Tuesday 19 March 2019

Still Quarrying 13.

Until now I haven’t had much experience of medication.  Headaches, indigestion, skin rashes have all been largely dealt with by over the counter products.  Now I am on a daily regimen of six different drugs including an anti-coagulant which I have to inject.  This is apart from the chemotherapy.  It takes a bit of organisation and there are inevitably times when the routine slips.  That’s when you appreciate having someone to remind you and if necessary to give you a nudge.  I often look around me in the waiting room at the Beatson and see frail, exhausted people and wonder how they manage to cope with their particular treatment program.  I can only pray that they have the same support as I have.  

Accepting your dependance on others is part of the cancer experience.  Quite simply no one could get through this on their own.  Apart from the skills and wisdom of the medical people there are so many practical needs that have to be met.  It is not advisable for me to drive at present so lifts to the Beatson have to be organised and friends have not been slow to step up.  Part of you feels a bit vulnerable.  Needing to be lifted and laid like this is not the way you like to think of yourself.  But there comes a time when you have to acknowledge and accept dependance.  And Jesus encourages us to embrace this wholeheartedly.  In John 21: 18-19 he sees the vulnerability of old age as being a metaphor for faithful Christian discipleship.  Jesus said to Peter:

 ‘Very truly I tell you, when you were younger you dressed yourself and went where you wanted; but when you are old you will stretch out your hands, and someone else will dress you and lead you where you do not want to go.”  Jesus said this to indicate the kind of death by which Peter would glorify God.
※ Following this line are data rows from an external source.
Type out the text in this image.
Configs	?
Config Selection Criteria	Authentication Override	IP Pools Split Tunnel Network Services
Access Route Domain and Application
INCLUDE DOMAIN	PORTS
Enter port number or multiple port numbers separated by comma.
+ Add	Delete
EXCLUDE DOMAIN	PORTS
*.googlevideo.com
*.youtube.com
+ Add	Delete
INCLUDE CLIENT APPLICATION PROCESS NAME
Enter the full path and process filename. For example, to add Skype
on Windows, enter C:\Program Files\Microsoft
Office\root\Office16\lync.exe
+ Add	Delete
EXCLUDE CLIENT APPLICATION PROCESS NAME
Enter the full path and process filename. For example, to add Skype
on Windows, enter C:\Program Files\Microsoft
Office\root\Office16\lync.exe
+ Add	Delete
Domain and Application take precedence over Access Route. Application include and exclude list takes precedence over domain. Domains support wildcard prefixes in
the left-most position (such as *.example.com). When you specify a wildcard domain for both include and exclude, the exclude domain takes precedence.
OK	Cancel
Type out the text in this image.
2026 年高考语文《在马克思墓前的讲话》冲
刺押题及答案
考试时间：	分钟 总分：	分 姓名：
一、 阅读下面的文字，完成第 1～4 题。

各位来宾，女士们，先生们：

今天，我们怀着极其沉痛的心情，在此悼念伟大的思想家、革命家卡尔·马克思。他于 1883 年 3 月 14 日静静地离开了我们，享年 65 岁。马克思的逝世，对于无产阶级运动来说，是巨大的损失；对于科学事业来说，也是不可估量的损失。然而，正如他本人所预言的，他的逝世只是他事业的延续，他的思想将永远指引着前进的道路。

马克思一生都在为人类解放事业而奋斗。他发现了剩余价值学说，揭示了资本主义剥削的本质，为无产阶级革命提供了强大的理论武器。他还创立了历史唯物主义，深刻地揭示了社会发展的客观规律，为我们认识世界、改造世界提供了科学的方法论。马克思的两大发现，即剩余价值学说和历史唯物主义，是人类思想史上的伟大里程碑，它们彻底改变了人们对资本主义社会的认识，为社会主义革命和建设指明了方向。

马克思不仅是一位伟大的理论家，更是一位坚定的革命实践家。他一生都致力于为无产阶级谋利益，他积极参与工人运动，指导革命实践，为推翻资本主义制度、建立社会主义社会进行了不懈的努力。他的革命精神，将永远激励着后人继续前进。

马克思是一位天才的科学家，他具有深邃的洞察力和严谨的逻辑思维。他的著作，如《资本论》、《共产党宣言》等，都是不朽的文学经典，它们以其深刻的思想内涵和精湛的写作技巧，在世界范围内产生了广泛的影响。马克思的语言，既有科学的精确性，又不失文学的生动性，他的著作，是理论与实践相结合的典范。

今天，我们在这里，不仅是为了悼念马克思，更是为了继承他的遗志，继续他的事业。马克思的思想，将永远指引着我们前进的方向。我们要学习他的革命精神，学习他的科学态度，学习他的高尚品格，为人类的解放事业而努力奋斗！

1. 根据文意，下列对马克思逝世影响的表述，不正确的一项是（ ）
Then he said to him, “Follow me!”’


Jesus making it clear that there will be times when Christian witness will emerge not from strength but from weakness, not from the best laid plans but the twists and turns of circumstance, not from the way we like to think of ourselves but the way we are.  In the end Jesus was taken, made subject to the hatred of  men, but establishing a pattern of service at the heart of Christian witness and it involves vulnerability.  Learning to place your life in the hands of God might not be all sunshine and rainbows, as Peter would discover,  but in the service of Jesus what we lose is our gain.   I think it was Dietrich Boenhoffer who said that when Christ bids a man follow he bids him come and die.  The default position of the disciple is to live according to the will of God, trusting in His good and loving purpose,  no matter the cost.